Allyson Gofton - The Victoria Sponge

Publish Date
Friday, 22 August 2014, 12:00AM
Author
By Allyson Gofton

Large cakes have tumbled down the food fashion ladder somewhat, their place now taken by cup cakes and the like.  I think  there’s misconception that larger cakes take longer to make and cook ,  but a simple light-textured Victoria sponge which can be whipped up in no time, will require no more baking time that cup cakes, and  when served on a pretty cake plate,  lightly dusted with icing sugar,  it will compete  favourable against cup cakes any day.

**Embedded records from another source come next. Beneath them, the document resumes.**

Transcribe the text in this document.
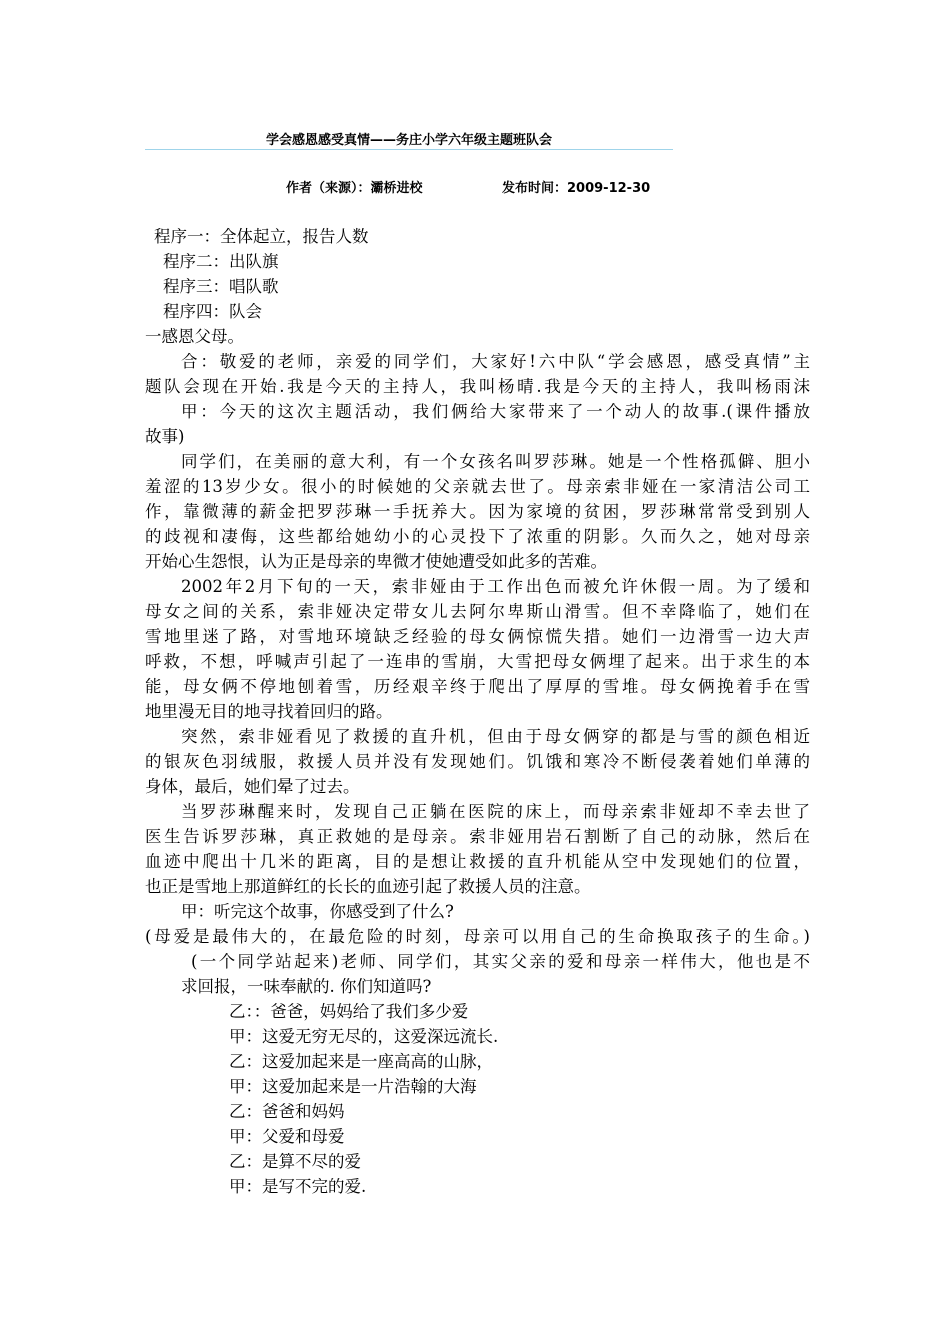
学会感恩感受真情——务庄小学六年级主题班队会
作者（来源）：灞桥进校	发布时间：2009-12-30
程序一：全体起立，报告人数
程序二：出队旗
程序三：唱队歌
程序四：队会
一感恩父母。
合：敬爱的老师，亲爱的同学们，大家好!六中队“学会感恩，感受真情”主
题队会现在开始.我是今天的主持人，我叫杨晴.我是今天的主持人，我叫杨雨沫
甲：今天的这次主题活动，我们俩给大家带来了一个动人的故事.(课件播放
故事)
同学们，在美丽的意大利，有一个女孩名叫罗莎琳。她是一个性格孤僻、胆小
羞涩的13岁少女。很小的时候她的父亲就去世了。母亲索非娅在一家清洁公司工
作，靠微薄的薪金把罗莎琳一手抚养大。因为家境的贫困，罗莎琳常常受到别人
的歧视和凄侮，这些都给她幼小的心灵投下了浓重的阴影。久而久之，她对母亲
开始心生怨恨，认为正是母亲的卑微才使她遭受如此多的苦难。
2002年2月下旬的一天，索非娅由于工作出色而被允许休假一周。为了缓和
母女之间的关系，索非娅决定带女儿去阿尔卑斯山滑雪。但不幸降临了，她们在
雪地里迷了路，对雪地环境缺乏经验的母女俩惊慌失措。她们一边滑雪一边大声
呼救，不想，呼喊声引起了一连串的雪崩，大雪把母女俩埋了起来。出于求生的本
能，母女俩不停地刨着雪，历经艰辛终于爬出了厚厚的雪堆。母女俩挽着手在雪
地里漫无目的地寻找着回归的路。
突然，索非娅看见了救援的直升机，但由于母女俩穿的都是与雪的颜色相近
的银灰色羽绒服，救援人员并没有发现她们。饥饿和寒冷不断侵袭着她们单薄的
身体，最后，她们晕了过去。
当罗莎琳醒来时，发现自己正躺在医院的床上，而母亲索非娅却不幸去世了
医生告诉罗莎琳，真正救她的是母亲。索非娅用岩石割断了自己的动脉，然后在
血迹中爬出十几米的距离，目的是想让救援的直升机能从空中发现她们的位置，
也正是雪地上那道鲜红的长长的血迹引起了救援人员的注意。
甲：听完这个故事，你感受到了什么?
(母爱是最伟大的，在最危险的时刻，母亲可以用自己的生命换取孩子的生命。)
(一个同学站起来)老师、同学们，其实父亲的爱和母亲一样伟大，他也是不
求回报，一味奉献的. 你们知道吗?
乙：：爸爸，妈妈给了我们多少爱
甲：这爱无穷无尽的，这爱深远流长.
乙：这爱加起来是一座高高的山脉，
甲：这爱加起来是一片浩翰的大海
乙：爸爸和妈妈
甲：父爱和母爱
乙：是算不尽的爱
甲：是写不完的爱.
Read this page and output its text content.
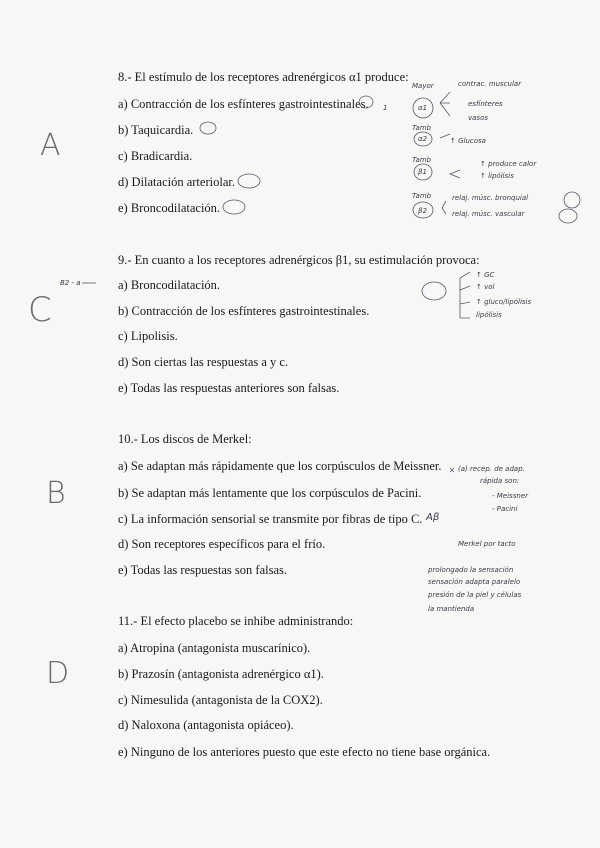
8.- El estímulo de los receptores adrenérgicos α1 produce:
a) Contracción de los esfínteres gastrointestinales.
b) Taquicardia.
c) Bradicardia.
d) Dilatación arteriolar.
e) Broncodilatación.
9.- En cuanto a los receptores adrenérgicos β1, su estimulación provoca:
a) Broncodilatación.
b) Contracción de los esfínteres gastrointestinales.
c) Lipolisis.
d) Son ciertas las respuestas a y c.
e) Todas las respuestas anteriores son falsas.
10.- Los discos de Merkel:
a) Se adaptan más rápidamente que los corpúsculos de Meissner.
b) Se adaptan más lentamente que los corpúsculos de Pacini.
c) La información sensorial se transmite por fibras de tipo C.
d) Son receptores específicos para el frío.
e) Todas las respuestas son falsas.
11.- El efecto placebo se inhibe administrando:
a) Atropina (antagonista muscarínico).
b) Prazosín (antagonista adrenérgico α1).
c) Nimesulida (antagonista de la COX2).
d) Naloxona (antagonista opiáceo).
e) Ninguno de los anteriores puesto que este efecto no tiene base orgánica.
A
C
B
D
contrac. muscular
esfínteres
vasos
↑ Glucosa
↑ produce calor
↑ lipólisis
relaj. músc. bronquial
relaj. músc. vascular
α1
α2
β1
β2
1
Mayor
Tamb
Tamb
Tamb
↑ GC
↑ vol
↑ gluco/lipólisis
lipólisis
B2 - a
(a) recep. de adap.
rápida son:
- Meissner
- Pacini
Merkel por tacto
prolongado la sensación
sensación adapta paralelo
presión de la piel y células
la mantienda
Aβ
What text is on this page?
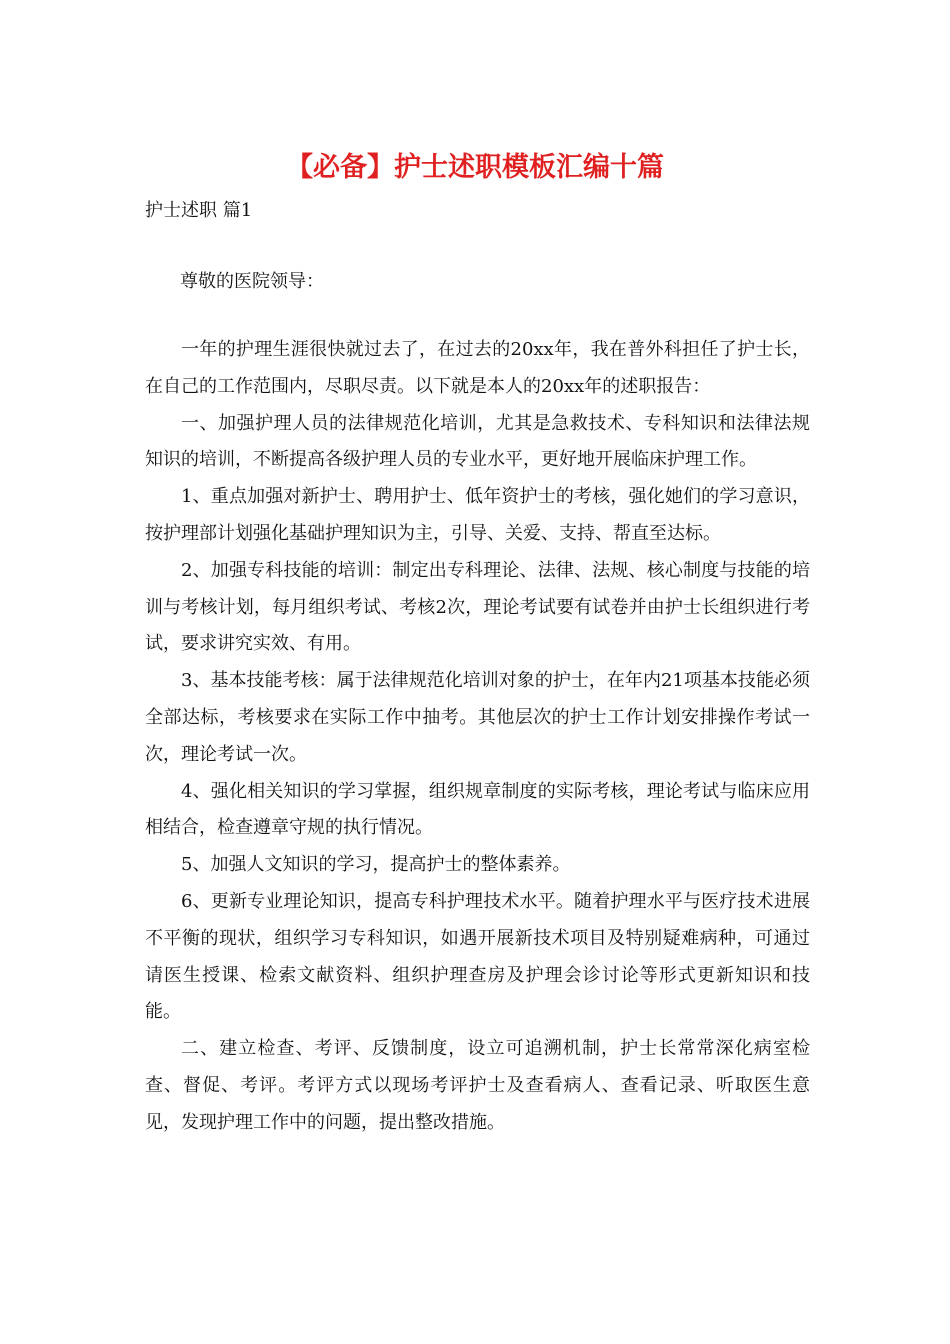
【必备】护士述职模板汇编十篇
护士述职 篇1
尊敬的医院领导：

一年的护理生涯很快就过去了，在过去的20xx年，我在普外科担任了护士长，在自己的工作范围内，尽职尽责。以下就是本人的20xx年的述职报告：

一、加强护理人员的法律规范化培训，尤其是急救技术、专科知识和法律法规知识的培训，不断提高各级护理人员的专业水平，更好地开展临床护理工作。

1、重点加强对新护士、聘用护士、低年资护士的考核，强化她们的学习意识，按护理部计划强化基础护理知识为主，引导、关爱、支持、帮直至达标。

2、加强专科技能的培训：制定出专科理论、法律、法规、核心制度与技能的培训与考核计划，每月组织考试、考核2次，理论考试要有试卷并由护士长组织进行考试，要求讲究实效、有用。

3、基本技能考核：属于法律规范化培训对象的护士，在年内21项基本技能必须全部达标，考核要求在实际工作中抽考。其他层次的护士工作计划安排操作考试一次，理论考试一次。

4、强化相关知识的学习掌握，组织规章制度的实际考核，理论考试与临床应用相结合，检查遵章守规的执行情况。

5、加强人文知识的学习，提高护士的整体素养。

6、更新专业理论知识，提高专科护理技术水平。随着护理水平与医疗技术进展不平衡的现状，组织学习专科知识，如遇开展新技术项目及特别疑难病种，可通过请医生授课、检索文献资料、组织护理查房及护理会诊讨论等形式更新知识和技能。

二、建立检查、考评、反馈制度，设立可追溯机制，护士长常常深化病室检查、督促、考评。考评方式以现场考评护士及查看病人、查看记录、听取医生意见，发现护理工作中的问题，提出整改措施。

The Victoria Sponge, also called Victoria Sandwich gained glamour status when Queen Victoria, regularly served this cake on her afternoon tea table.

Tips:

  • Line the cake tins before making the cake batter.
  • Use quality butter and eggs to achieve the best flavour.
  • Have the butter and eggs at room temperature. If the eggs are cold warm them in a jug of warm water for a few minutes. Cold eggs will cause the creamed butter and sugar to split and the finished cake will not be as light.
  • Beat well, until the butter and sugar is light and the colour of cream.
  • Sift flour and baking powder twice to ensure the baking powder is well mixed through the dry ingredients. Fold the dry ingredients in. If beaten you will knock out valuable air and the cake will not be as light in texture.
  • Best served on the day it is made.




Recipe:
Victoria Sponge

Preparation Time: 15 minutes
Cooking Time: 20 minutes
Serves: 1x 20cm cake

Ingredients:
200 grams butter, softened
1 cup caster sugar
3 eggs, at room temperature
1½ cups flour
2 teaspoons baking powder
¼ cup milk
½ cup raspberry jam (or use another favourite)
2-3 tablespoons icing sugar

Method:

  1. Preheat the oven to 180ºC. Grease and line 2x 20cm round cake tins.
  2. Beat the butter and sugar together until the mixture looks pale and fluffy.
  3. Gradually beat in the eggs one at a time, beating well after each addition.
  4. Sift together the flour and baking powder and fold into the creamed mixture alternately with the milk.
  5. Divide the mixture between the prepared cake tins.
  6. Bake in the preheated oven for 20 minutes or until a skewer inserted comes out clean. Stand for 2-3 minutes before turning out onto a cake rack to cool completely.
  7. Spread the jam over the top of one of the sponge cakes. Place the remaining sponge cake on top and cover liberally with sifted icing sugar.